Some examples of suspicious activity:

Crash Dumps

When we see crash dumps this can indicate either a SQL Server bug or corruption. We cannot properly analyze them. The crash dumps must be analyzed by Microsoft to understand it.

SQL Server crash dumps can be found in the same location as the error logs.

DBCC CHECKDB

This is the main method of learning the details of the corruption. CHECKDB will output all of the logical checks against database pages and report back what is incorrect. After the SQL Error Log analysis this is the next job to tackle.

Usage for this command: https://docs.microsoft.com/en-us/sql/t-sql/database-console-commands/dbcc-checkdb-transact-sql?view=sql-server-2017

Running this command will indicate if there is corruption and tell us some details about it beyond that which is contained in the SQL Server error logs. We want to run CHECKDB on at least the suspected database and preferably on all databases on the SQL Instance with the problem (including all user database and the master system database – you can ignore tempdb).

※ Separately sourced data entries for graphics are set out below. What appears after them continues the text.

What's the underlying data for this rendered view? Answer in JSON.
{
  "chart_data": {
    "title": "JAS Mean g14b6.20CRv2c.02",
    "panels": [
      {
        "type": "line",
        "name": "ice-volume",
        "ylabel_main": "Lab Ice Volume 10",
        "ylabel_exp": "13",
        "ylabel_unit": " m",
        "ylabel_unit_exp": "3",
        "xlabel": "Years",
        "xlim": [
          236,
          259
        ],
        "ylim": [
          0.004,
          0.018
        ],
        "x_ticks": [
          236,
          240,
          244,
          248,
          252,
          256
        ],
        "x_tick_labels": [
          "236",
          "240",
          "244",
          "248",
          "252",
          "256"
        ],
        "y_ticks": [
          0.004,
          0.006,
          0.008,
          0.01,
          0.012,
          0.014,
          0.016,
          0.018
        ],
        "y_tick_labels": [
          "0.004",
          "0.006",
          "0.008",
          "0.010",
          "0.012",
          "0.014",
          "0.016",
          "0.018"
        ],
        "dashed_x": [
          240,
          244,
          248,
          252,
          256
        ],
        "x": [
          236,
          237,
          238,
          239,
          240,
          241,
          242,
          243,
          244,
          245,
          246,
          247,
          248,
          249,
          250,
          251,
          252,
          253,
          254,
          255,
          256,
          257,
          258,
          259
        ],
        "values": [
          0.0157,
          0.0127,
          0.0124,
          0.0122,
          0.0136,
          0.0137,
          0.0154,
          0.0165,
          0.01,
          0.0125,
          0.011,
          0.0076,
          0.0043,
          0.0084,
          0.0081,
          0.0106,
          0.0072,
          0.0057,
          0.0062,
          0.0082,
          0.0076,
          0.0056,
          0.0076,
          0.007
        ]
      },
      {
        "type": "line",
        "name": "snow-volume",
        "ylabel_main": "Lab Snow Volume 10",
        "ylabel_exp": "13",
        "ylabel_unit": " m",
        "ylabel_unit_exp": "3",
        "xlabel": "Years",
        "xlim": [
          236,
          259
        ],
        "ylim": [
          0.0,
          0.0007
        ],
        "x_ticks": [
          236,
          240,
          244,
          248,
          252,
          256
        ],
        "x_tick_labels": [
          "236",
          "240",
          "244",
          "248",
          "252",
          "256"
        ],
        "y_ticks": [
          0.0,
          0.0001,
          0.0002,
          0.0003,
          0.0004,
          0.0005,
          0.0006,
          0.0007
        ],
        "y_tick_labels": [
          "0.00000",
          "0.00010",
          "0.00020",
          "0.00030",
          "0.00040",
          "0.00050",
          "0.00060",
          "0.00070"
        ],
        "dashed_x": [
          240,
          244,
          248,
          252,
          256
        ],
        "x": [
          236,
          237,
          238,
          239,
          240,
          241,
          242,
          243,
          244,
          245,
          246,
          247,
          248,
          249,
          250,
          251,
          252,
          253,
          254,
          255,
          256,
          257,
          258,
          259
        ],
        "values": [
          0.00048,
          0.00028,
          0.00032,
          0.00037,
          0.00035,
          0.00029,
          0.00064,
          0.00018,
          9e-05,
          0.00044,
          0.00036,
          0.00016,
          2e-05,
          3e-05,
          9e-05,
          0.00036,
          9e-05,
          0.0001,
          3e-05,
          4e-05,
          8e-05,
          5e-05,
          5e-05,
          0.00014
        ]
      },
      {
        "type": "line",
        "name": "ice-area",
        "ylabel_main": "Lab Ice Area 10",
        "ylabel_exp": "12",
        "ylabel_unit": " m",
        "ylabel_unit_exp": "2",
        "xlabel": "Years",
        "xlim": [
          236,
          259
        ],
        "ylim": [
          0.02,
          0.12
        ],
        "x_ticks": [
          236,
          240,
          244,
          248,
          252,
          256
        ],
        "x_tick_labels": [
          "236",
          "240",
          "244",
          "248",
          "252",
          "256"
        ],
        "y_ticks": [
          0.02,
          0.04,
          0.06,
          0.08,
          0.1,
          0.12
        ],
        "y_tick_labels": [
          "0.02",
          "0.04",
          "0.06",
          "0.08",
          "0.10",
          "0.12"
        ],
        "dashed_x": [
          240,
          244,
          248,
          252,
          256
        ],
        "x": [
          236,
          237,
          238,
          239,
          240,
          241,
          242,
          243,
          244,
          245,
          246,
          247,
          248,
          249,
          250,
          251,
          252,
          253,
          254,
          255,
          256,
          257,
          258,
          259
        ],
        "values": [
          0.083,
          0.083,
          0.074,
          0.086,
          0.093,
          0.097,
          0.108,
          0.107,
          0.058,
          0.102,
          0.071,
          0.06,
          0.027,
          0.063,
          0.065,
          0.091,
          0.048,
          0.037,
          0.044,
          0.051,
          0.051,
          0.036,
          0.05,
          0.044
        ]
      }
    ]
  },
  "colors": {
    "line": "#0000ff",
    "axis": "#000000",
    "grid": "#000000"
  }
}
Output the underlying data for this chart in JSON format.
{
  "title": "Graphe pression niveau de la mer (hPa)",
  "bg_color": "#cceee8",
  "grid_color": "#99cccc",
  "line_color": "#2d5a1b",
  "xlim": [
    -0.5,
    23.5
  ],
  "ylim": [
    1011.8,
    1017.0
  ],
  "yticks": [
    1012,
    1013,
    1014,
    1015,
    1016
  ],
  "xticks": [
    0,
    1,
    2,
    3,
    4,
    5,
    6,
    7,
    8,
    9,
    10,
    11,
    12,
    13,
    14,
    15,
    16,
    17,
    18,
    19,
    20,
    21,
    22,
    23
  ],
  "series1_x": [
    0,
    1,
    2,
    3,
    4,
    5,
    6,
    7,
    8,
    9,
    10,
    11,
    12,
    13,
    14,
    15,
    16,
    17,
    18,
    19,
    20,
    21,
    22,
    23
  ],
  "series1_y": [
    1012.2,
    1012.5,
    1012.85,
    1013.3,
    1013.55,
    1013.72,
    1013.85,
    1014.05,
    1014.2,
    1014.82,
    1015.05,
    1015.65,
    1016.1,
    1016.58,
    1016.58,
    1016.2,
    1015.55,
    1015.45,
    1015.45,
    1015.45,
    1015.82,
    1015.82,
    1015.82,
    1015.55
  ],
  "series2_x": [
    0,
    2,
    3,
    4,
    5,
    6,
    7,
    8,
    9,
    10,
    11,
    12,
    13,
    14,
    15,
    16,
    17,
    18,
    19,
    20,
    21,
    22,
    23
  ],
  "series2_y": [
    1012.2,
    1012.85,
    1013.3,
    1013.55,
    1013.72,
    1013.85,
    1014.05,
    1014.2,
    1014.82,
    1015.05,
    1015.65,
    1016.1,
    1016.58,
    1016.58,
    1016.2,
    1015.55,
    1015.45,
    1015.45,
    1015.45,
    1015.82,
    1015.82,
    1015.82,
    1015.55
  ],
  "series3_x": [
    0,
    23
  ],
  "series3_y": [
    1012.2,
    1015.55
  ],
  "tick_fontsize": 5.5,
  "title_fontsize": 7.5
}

The last time CHECKDB was run can be known by querying:

DBCC DBINFO(‘<your database name>’) WITH TABLERESULTS

1	DBCC DBINFO(‘<your database name>’) WITH TABLERESULTS

Look in the output for the field “dbi_dbccLastKnownGood” – its value will be the date of the last execution.

After CHECKDB finishes then save the output. Scroll to the bottom and look for a summary line. This will tell you all of what it discovered.

You can run this programmatically over your databases using the techniques I laid out here.

Windows Event Logs

Collect the Windows event logs as they may have some corruption details. This is less important than the SQL error log and CHECKDB output but still worth checking. This is especially important to pick up on disk errors and other OS errors that might lead you to the root cause analysis (RCA).

sys.suspect_pages

This system view show us potentially bad pages. They are suspected of being bad – but all database pages are presumed innocent before the grand court of SQL Server.

Typically high severity disk errors show up here: 823 and 824.

Consider this as supplementary to CHECKDB and SQL error logs. Some shops alert on activity here.